Ignazio Visco: Sustainable development and climate risks - the role of central banks

Speech by Mr Ignazio Visco, Governor of the Bank of Italy, at the session "Finance and financial systems for sustainable development", at the conference "Make Europe the world champion of sustainable development", Sustainable Development Festival 2019, organized by the Italian Alliance for Sustainable Development (Alleanza Italiana per lo Sviluppo Sostenibile - ASviS), Rome, 21 May 2019.

The views expressed in this speech are those of the speaker and not the view of the BIS.

Central bank speech  | 
04 June 2019

The question of whether natural resources and the development objectives of nations are compatible is an issue that has long been debated in the field of economics.
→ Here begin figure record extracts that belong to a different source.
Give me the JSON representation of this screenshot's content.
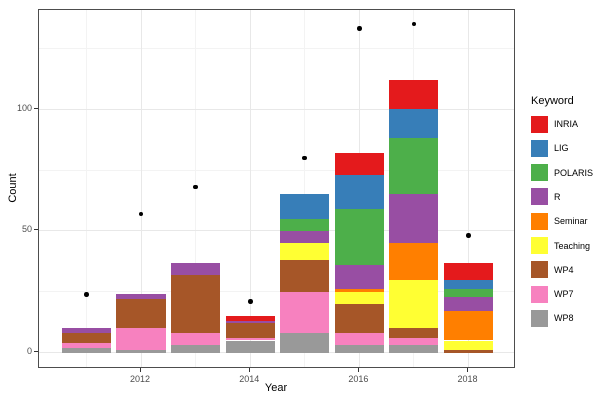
{
  "chart_data": {
    "type": "bar",
    "stacked": true,
    "xlabel": "Year",
    "ylabel": "Count",
    "legend_title": "Keyword",
    "legend_position": "right",
    "grid": true,
    "categories": [
      2011,
      2012,
      2013,
      2014,
      2015,
      2016,
      2017,
      2018
    ],
    "series": [
      {
        "name": "INRIA",
        "color": "#E41A1C",
        "values": [
          0,
          0,
          0,
          2,
          0,
          9,
          12,
          7
        ]
      },
      {
        "name": "LIG",
        "color": "#377EB8",
        "values": [
          0,
          0,
          0,
          0,
          10,
          14,
          12,
          4
        ]
      },
      {
        "name": "POLARIS",
        "color": "#4DAF4A",
        "values": [
          0,
          0,
          0,
          0,
          5,
          23,
          23,
          3
        ]
      },
      {
        "name": "R",
        "color": "#984EA3",
        "values": [
          2,
          2,
          5,
          1,
          5,
          10,
          20,
          6
        ]
      },
      {
        "name": "Seminar",
        "color": "#FF7F00",
        "values": [
          0,
          0,
          0,
          0,
          0,
          1,
          15,
          12
        ]
      },
      {
        "name": "Teaching",
        "color": "#FFFF33",
        "values": [
          0,
          0,
          0,
          0,
          7,
          5,
          20,
          4
        ]
      },
      {
        "name": "WP4",
        "color": "#A65628",
        "values": [
          4,
          12,
          24,
          6,
          13,
          12,
          4,
          1
        ]
      },
      {
        "name": "WP7",
        "color": "#F781BF",
        "values": [
          2,
          9,
          5,
          1,
          17,
          5,
          3,
          0
        ]
      },
      {
        "name": "WP8",
        "color": "#999999",
        "values": [
          2,
          1,
          3,
          5,
          8,
          3,
          3,
          0
        ]
      }
    ],
    "points": {
      "name": "yearly-total-points",
      "color": "#000000",
      "values": [
        24,
        57,
        68,
        21,
        80,
        133,
        135,
        48
      ]
    },
    "x_ticks": [
      2012,
      2014,
      2016,
      2018
    ],
    "x_tick_labels": [
      "2012",
      "2014",
      "2016",
      "2018"
    ],
    "y_ticks": [
      0,
      50,
      100
    ],
    "y_tick_labels": [
      "0",
      "50",
      "100"
    ],
    "x_grid_major": [
      2012,
      2014,
      2016,
      2018
    ],
    "x_grid_minor": [
      2011,
      2013,
      2015,
      2017
    ],
    "y_grid_major": [
      0,
      50,
      100
    ],
    "y_grid_minor": [
      25,
      75,
      125
    ],
    "xlim": [
      2010.13,
      2018.87
    ],
    "ylim": [
      -6.7,
      140.7
    ],
    "bar_width_fraction": 0.9,
    "colors": {
      "background": "#ffffff",
      "panel_border": "#4d4d4d",
      "grid_major": "#e8e8e8",
      "grid_minor": "#f3f3f3",
      "tick_text": "#4d4d4d",
      "title_text": "#000000",
      "point": "#000000"
    }
  }
}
It dates back to at least the end of the 18th century with the works of Thomas Malthus on food supply and population growth and has re-emerged a number of times since then in the public debate.

For example, at the start of the 1970s, in the wake of the demographic explosion and the related exponential growth in consumption, the simulations produced for the project of the Club of Rome on the 'Predicament of Mankind' set off an alarm which resonated strongly at international level concerning the risks to the survival of our ecosystems and of the human race itself. It was then observed that the scarcity of natural resources envisioned in that analysis, largely based on a linear extrapolation of the trend under way, did not take sufficient account of two fundamental mechanisms that regulate the functioning of the economic system: the rebalancing capacity of prices and the endogenous nature of technological change.